By Batya Jerenberg, World Israel News

In honor of International Women’s Day on Sunday, Yediot Ahronot interviewed three of the IDF’s first four female tank commanders who successfully passed a tank pilot program for women, but were then put into infantry combat units instead of the Armored Corps.

The IDF ran an experimental program in 2018 for women to become tank crew members, with 10 eventually passing the course, and four going for extra training to become commanders.

However, the Army decided last April not to integrate the women in the Armored Corps, with cost of the extra needed infrastructure being cited as a major factor in the decision.

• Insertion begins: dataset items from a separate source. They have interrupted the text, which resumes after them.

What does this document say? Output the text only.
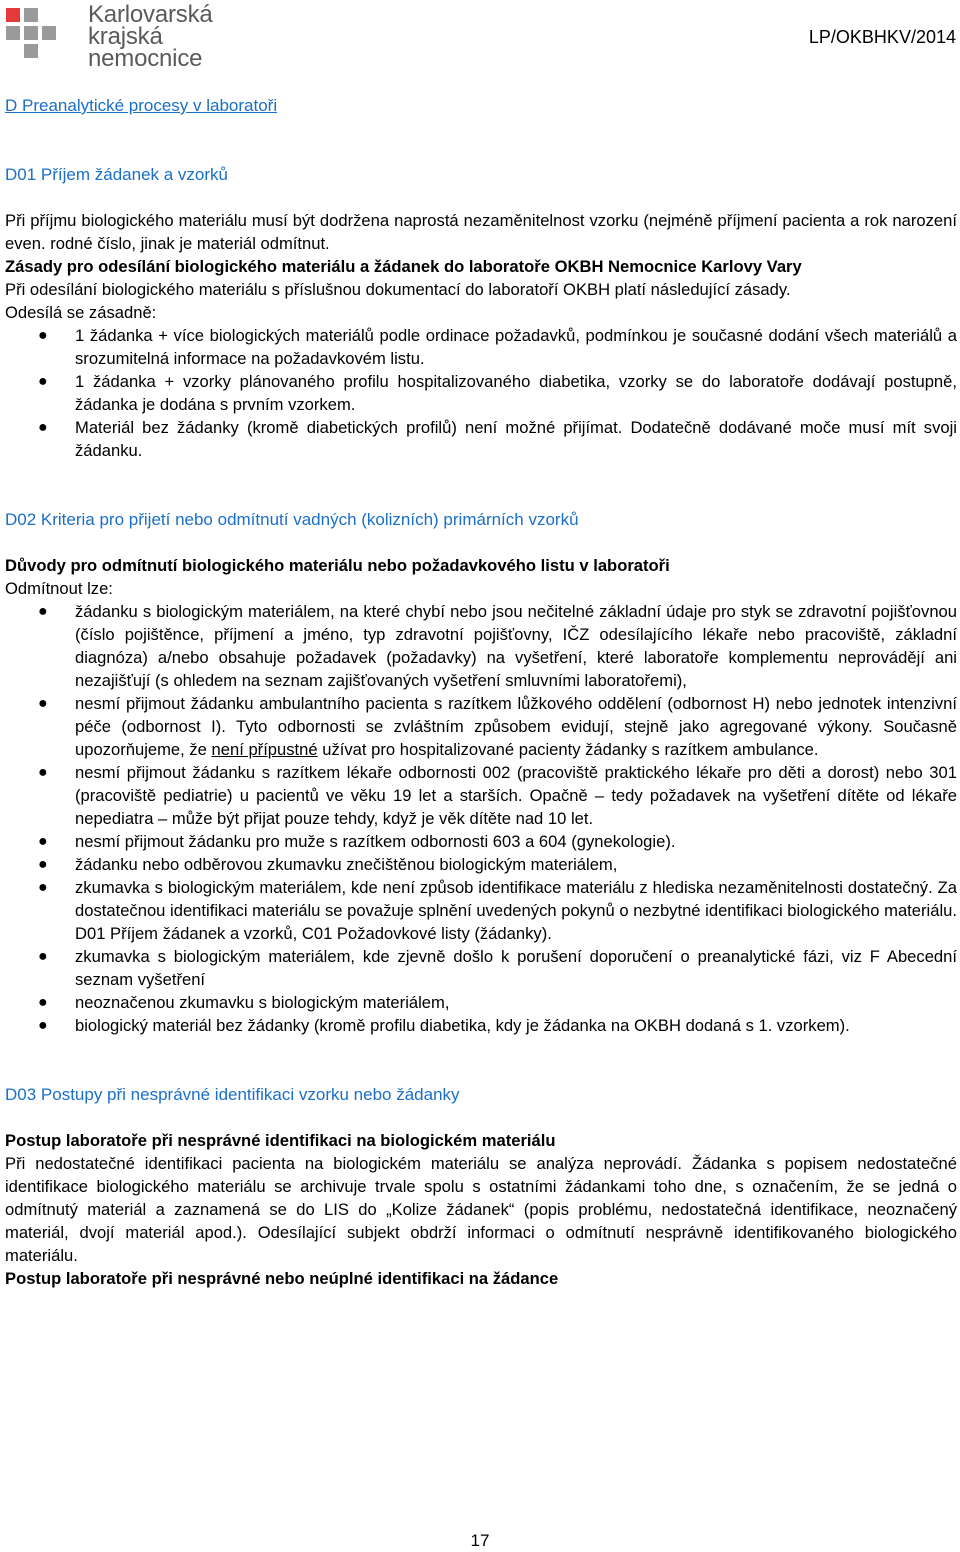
Karlovarská
krajská
nemocnice
LP/OKBHKV/2014
D Preanalytické procesy v laboratoři
D01 Příjem žádanek a vzorků

Při příjmu biologického materiálu musí být dodržena naprostá nezaměnitelnost vzorku (nejméně příjmení pacienta a rok narození even. rodné číslo, jinak je materiál odmítnut.

Zásady pro odesílání biologického materiálu a žádanek do laboratoře OKBH Nemocnice Karlovy Vary

Při odesílání biologického materiálu s příslušnou dokumentací do laboratoří OKBH platí následující zásady.

Odesílá se zásadně:

● 1 žádanka + více biologických materiálů podle ordinace požadavků, podmínkou je současné dodání všech materiálů a srozumitelná informace na požadavkovém listu.
● 1 žádanka + vzorky plánovaného profilu hospitalizovaného diabetika, vzorky se do laboratoře dodávají postupně, žádanka je dodána s prvním vzorkem.
● Materiál bez žádanky (kromě diabetických profilů) není možné přijímat. Dodatečně dodávané moče musí mít svoji žádanku.
D02 Kriteria pro přijetí nebo odmítnutí vadných (kolizních) primárních vzorků

Důvody pro odmítnutí biologického materiálu nebo požadavkového listu v laboratoři

Odmítnout lze:

● žádanku s biologickým materiálem, na které chybí nebo jsou nečitelné základní údaje pro styk se zdravotní pojišťovnou (číslo pojištěnce, příjmení a jméno, typ zdravotní pojišťovny, IČZ odesílajícího lékaře nebo pracoviště, základní diagnóza) a/nebo obsahuje požadavek (požadavky) na vyšetření, které laboratoře komplementu neprovádějí ani nezajišťují (s ohledem na seznam zajišťovaných vyšetření smluvními laboratořemi),
● nesmí přijmout žádanku ambulantního pacienta s razítkem lůžkového oddělení (odbornost H) nebo jednotek intenzivní péče (odbornost I). Tyto odbornosti se zvláštním způsobem evidují, stejně jako agregované výkony. Současně upozorňujeme, že není přípustné užívat pro hospitalizované pacienty žádanky s razítkem ambulance.
● nesmí přijmout žádanku s razítkem lékaře odbornosti 002 (pracoviště praktického lékaře pro děti a dorost) nebo 301 (pracoviště pediatrie) u pacientů ve věku 19 let a starších. Opačně – tedy požadavek na vyšetření dítěte od lékaře nepediatra – může být přijat pouze tehdy, když je věk dítěte nad 10 let.
● nesmí přijmout žádanku pro muže s razítkem odbornosti 603 a 604 (gynekologie).
● žádanku nebo odběrovou zkumavku znečištěnou biologickým materiálem,
● zkumavka s biologickým materiálem, kde není způsob identifikace materiálu z hlediska nezaměnitelnosti dostatečný. Za dostatečnou identifikaci materiálu se považuje splnění uvedených pokynů o nezbytné identifikaci biologického materiálu. D01 Příjem žádanek a vzorků, C01 Požadovkové listy (žádanky).
● zkumavka s biologickým materiálem, kde zjevně došlo k porušení doporučení o preanalytické fázi, viz F Abecední seznam vyšetření
● neoznačenou zkumavku s biologickým materiálem,
● biologický materiál bez žádanky (kromě profilu diabetika, kdy je žádanka na OKBH dodaná s 1. vzorkem).
D03 Postupy při nesprávné identifikaci vzorku nebo žádanky

Postup laboratoře při nesprávné identifikaci na biologickém materiálu

Při nedostatečné identifikaci pacienta na biologickém materiálu se analýza neprovádí. Žádanka s popisem nedostatečné identifikace biologického materiálu se archivuje trvale spolu s ostatními žádankami toho dne, s označením, že se jedná o odmítnutý materiál a zaznamená se do LIS do „Kolize žádanek“ (popis problému, nedostatečná identifikace, neoznačený materiál, dvojí materiál apod.). Odesílající subjekt obdrží informaci o odmítnutí nesprávně identifikovaného biologického materiálu.

Postup laboratoře při nesprávné nebo neúplné identifikaci na žádance

17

After two new female draftees petitioned the Supreme Court for the right to serve in tanks and those who passed the course joined them, Chief of Staff Aviv Kochavi reversed the decision in January and dozens of female trainees are currently participating in a second pilot.

According to anonymous officers speaking to Arutz 7 and 0404 before Kochavi’s decision, what the army didn’t tell the media was that the women were passed even though they could not do their tasks within the timeframe demanded of the men.

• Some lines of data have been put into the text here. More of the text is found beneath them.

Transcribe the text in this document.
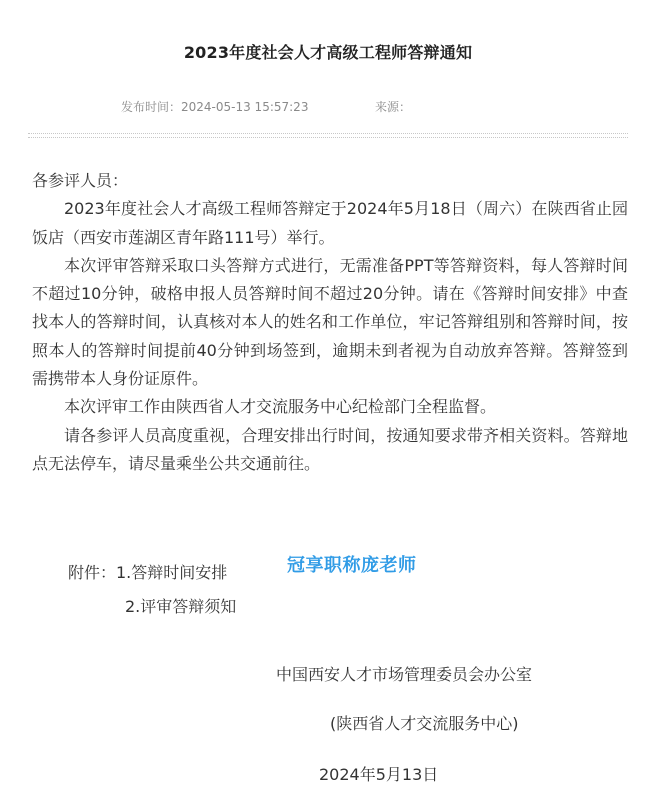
2023年度社会人才高级工程师答辩通知
发布时间：2024-05-13 15:57:23	来源：

各参评人员：

2023年度社会人才高级工程师答辩定于2024年5月18日（周六）在陕西省止园饭店（西安市莲湖区青年路111号）举行。

本次评审答辩采取口头答辩方式进行，无需准备PPT等答辩资料，每人答辩时间不超过10分钟，破格申报人员答辩时间不超过20分钟。请在《答辩时间安排》中查找本人的答辩时间，认真核对本人的姓名和工作单位，牢记答辩组别和答辩时间，按照本人的答辩时间提前40分钟到场签到，逾期未到者视为自动放弃答辩。答辩签到需携带本人身份证原件。

本次评审工作由陕西省人才交流服务中心纪检部门全程监督。

请各参评人员高度重视，合理安排出行时间，按通知要求带齐相关资料。答辩地点无法停车，请尽量乘坐公共交通前往。

附件：1.答辩时间安排
2.评审答辩须知
冠享职称庞老师
中国西安人才市场管理委员会办公室
(陕西省人才交流服务中心)
2024年5月13日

This included taking twice or three times as long to load shells, fire the first shell, and carry out rapid firing. It was also claimed that the women had “mental difficulties” during missions, and that the physical demands on their bodies were just too much for them.

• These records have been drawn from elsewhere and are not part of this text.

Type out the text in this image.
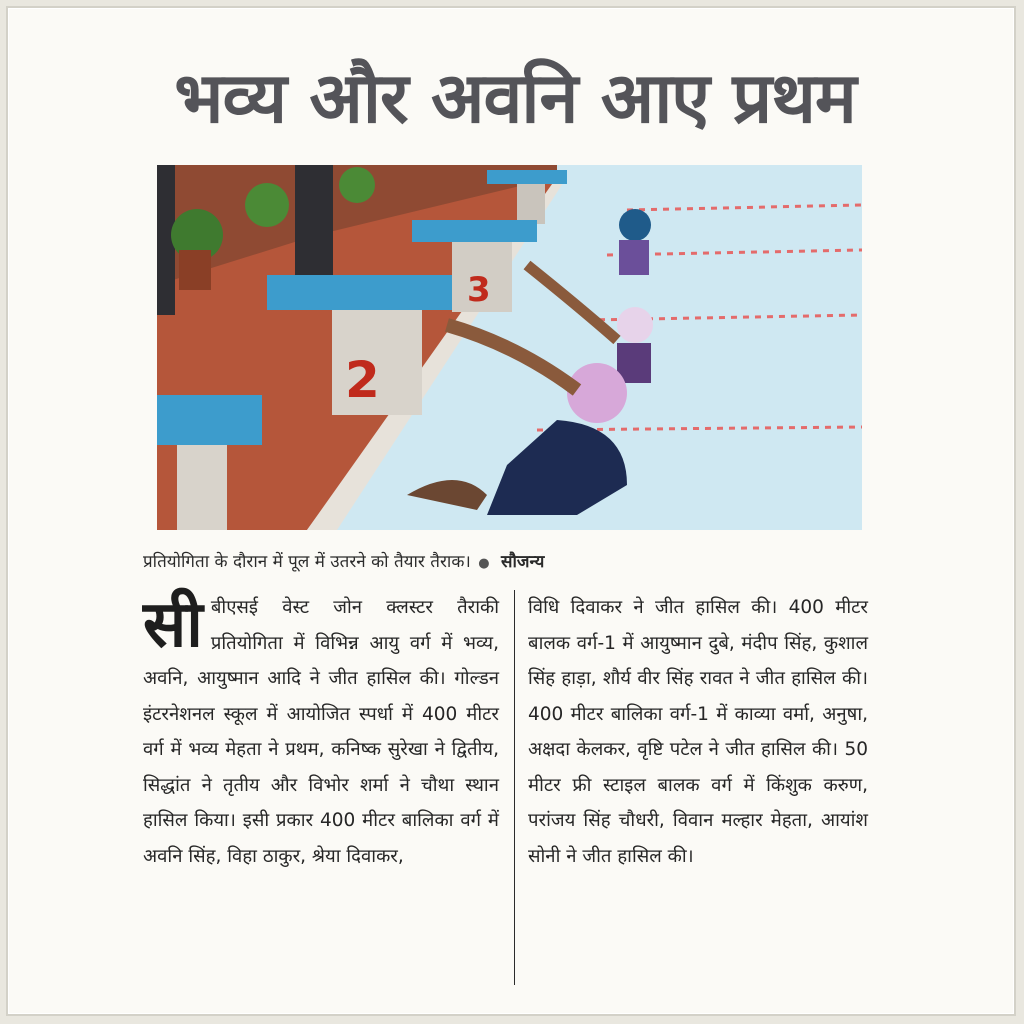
भव्य और अवनि आए प्रथम
3
2
प्रतियोगिता के दौरान में पूल में उतरने को तैयार तैराक। ● सौजन्य
सी बीएसई वेस्ट जोन क्लस्टर तैराकी प्रतियोगिता में विभिन्न आयु वर्ग में भव्य, अवनि, आयुष्मान आदि ने जीत हासिल की। गोल्डन इंटरनेशनल स्कूल में आयोजित स्पर्धा में 400 मीटर वर्ग में भव्य मेहता ने प्रथम, कनिष्क सुरेखा ने द्वितीय, सिद्धांत ने तृतीय और विभोर शर्मा ने चौथा स्थान हासिल किया। इसी प्रकार 400 मीटर बालिका वर्ग में अवनि सिंह, विहा ठाकुर, श्रेया दिवाकर,
विधि दिवाकर ने जीत हासिल की। 400 मीटर बालक वर्ग-1 में आयुष्मान दुबे, मंदीप सिंह, कुशाल सिंह हाड़ा, शौर्य वीर सिंह रावत ने जीत हासिल की। 400 मीटर बालिका वर्ग-1 में काव्या वर्मा, अनुषा, अक्षदा केलकर, वृष्टि पटेल ने जीत हासिल की। 50 मीटर फ्री स्टाइल बालक वर्ग में किंशुक करुण, परांजय सिंह चौधरी, विवान मल्हार मेहता, आयांश सोनी ने जीत हासिल की।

Osnat Levy of Jerusalem insisted that the criticism was untrue.

“There is so much fake news about our experiment,” she said, “about women’s physical abilities in general. Why do they worry about our pelvic floor in the Armored Corps but not about the pelvic floor of every woman who gives birth?”

“Judge me on my abilities, not my reproductive organs,” she said.

Army statistics do point to problems with physical ability among women in comparison to men. In 2018, Arutz 7 reported that 46 percent of women in combat roles failed their annual fitness exam, as opposed to just 10 percent among the men.

In 2017, the chief of staff’s adviser on gender issues reported that women suffer more lower back and knee pain, heat injuries, anemia and urinary tract infections than male soldiers.

In another study in 2013 performed on over 2,500 female recruits, the overall rate of stress fractures was over four times higher for women than men – 11.2 percent versus only 2.5 percent.

However, the three tank commanders are firm in their view that other women could follow their groundbreaking path and succeed where they had been blocked. Saying that that they had loved their work in the tanks, they expressed optimism about the future of women in the Armored Corps.

“Things are changing slowly, but they’re changing,” said Shiran Tetroashvili.